The Defense Department is a relative amateur when it comes to development and related activities, and often it shows. Lack of cultural awareness has plagued programming: The distribution of used clothes in Djibouti during Ramadan offended Muslim sensibilities, for instance, and Africom has also been criticized for failing to take local clan relationships into account when distributing assistance.
Poor management is also a serious problem. Africom's first commander, General William “Kip” Ward, is currently under investigation for alleged misuse of funds. A 2011 Government Accountability Office report on DOD humanitarian activities found systemic management and accountability problems across the Defense Department, concluding grimly that, while there have been some improvements over the years, "DOD does not have complete information on the full range of humanitarian assistance projects it conducts.… DOD does not know … when a project is going to be implemented, when it is in progress, or when and if it has been completed.… DOD does not know how much it has spent.… DOD is not consistently evaluating its projects, and therefore it cannot determine whether its humanitarian assistance efforts are meeting their intended goals, having positive effects, or represent an efficient use of resources."
These problems are not unique to Africom. As other combatant commands have similarly expanded their activities into traditionally civilian domains, they have struggled with similar problems and criticism.
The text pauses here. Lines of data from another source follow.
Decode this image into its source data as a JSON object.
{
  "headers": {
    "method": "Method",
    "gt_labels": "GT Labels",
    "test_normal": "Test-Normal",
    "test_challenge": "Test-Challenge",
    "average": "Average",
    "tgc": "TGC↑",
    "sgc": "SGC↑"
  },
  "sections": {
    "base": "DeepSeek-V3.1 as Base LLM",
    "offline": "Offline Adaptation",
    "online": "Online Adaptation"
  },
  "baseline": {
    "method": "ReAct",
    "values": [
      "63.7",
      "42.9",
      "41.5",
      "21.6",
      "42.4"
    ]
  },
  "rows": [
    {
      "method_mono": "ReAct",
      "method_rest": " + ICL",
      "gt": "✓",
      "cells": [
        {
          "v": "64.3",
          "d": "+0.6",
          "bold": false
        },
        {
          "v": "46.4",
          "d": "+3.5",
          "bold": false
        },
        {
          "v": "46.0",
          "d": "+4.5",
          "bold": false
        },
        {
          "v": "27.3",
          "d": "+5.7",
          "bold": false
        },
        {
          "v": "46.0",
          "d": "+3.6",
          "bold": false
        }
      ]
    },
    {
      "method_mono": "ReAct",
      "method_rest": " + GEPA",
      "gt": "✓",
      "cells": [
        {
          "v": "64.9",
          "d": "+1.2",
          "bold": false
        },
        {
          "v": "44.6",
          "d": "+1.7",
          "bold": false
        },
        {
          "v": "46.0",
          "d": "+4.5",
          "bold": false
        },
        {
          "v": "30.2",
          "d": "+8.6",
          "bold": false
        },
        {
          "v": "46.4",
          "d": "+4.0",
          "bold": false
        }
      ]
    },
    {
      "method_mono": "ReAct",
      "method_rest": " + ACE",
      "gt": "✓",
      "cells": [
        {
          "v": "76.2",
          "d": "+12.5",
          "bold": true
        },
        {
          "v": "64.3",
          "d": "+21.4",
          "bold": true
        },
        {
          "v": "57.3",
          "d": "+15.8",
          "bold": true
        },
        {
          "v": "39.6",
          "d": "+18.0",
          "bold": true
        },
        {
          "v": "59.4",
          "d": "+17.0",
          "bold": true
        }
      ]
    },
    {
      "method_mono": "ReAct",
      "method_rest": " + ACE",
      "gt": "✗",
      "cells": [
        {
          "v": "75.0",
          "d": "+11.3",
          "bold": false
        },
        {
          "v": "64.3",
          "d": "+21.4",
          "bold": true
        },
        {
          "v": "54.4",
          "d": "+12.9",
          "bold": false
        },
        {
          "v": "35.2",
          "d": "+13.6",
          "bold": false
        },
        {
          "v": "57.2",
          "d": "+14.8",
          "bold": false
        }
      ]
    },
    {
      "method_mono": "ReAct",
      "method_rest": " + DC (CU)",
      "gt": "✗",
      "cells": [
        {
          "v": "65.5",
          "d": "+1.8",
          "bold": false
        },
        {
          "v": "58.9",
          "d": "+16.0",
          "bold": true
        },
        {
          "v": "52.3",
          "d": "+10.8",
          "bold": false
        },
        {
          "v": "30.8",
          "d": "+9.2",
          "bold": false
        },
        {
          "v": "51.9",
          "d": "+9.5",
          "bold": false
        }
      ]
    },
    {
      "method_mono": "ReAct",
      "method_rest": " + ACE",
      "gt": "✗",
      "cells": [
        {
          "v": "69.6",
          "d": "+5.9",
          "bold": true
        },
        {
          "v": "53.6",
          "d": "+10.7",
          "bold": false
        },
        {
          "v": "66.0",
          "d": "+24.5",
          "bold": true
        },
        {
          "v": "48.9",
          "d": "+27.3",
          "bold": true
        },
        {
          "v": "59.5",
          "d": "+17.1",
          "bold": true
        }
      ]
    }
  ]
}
In a sense, we currently inhabit the worst of all possible worlds: The military is increasingly taking on traditionally civilian jobs but doing them clumsily and often halfheartedly, without investing fully in developing the skills necessary for success. Meanwhile, civilian agencies mostly just grumble from the sidelines, waiting for that happy day when Congress gets serious about rebuilding civilian capacity. (I think Samuel Beckett wrote a play about that.) And few people, inside or outside the Pentagon, are taking seriously the need to think in new ways about what "whole-of-government" or a holistic approach to security might truly mean.
The blurring of civilian and military roles is inevitable, but the failure to grapple effectively with this blurring of roles is not. To address threats (and seize opportunities) in this globalized, blurry, chaotic world, we will need to develop new competencies, flexible new structures, and creative new accountability mechanisms. Most critically, we'll need to let go of our comfortable old assumptions about roles and missions.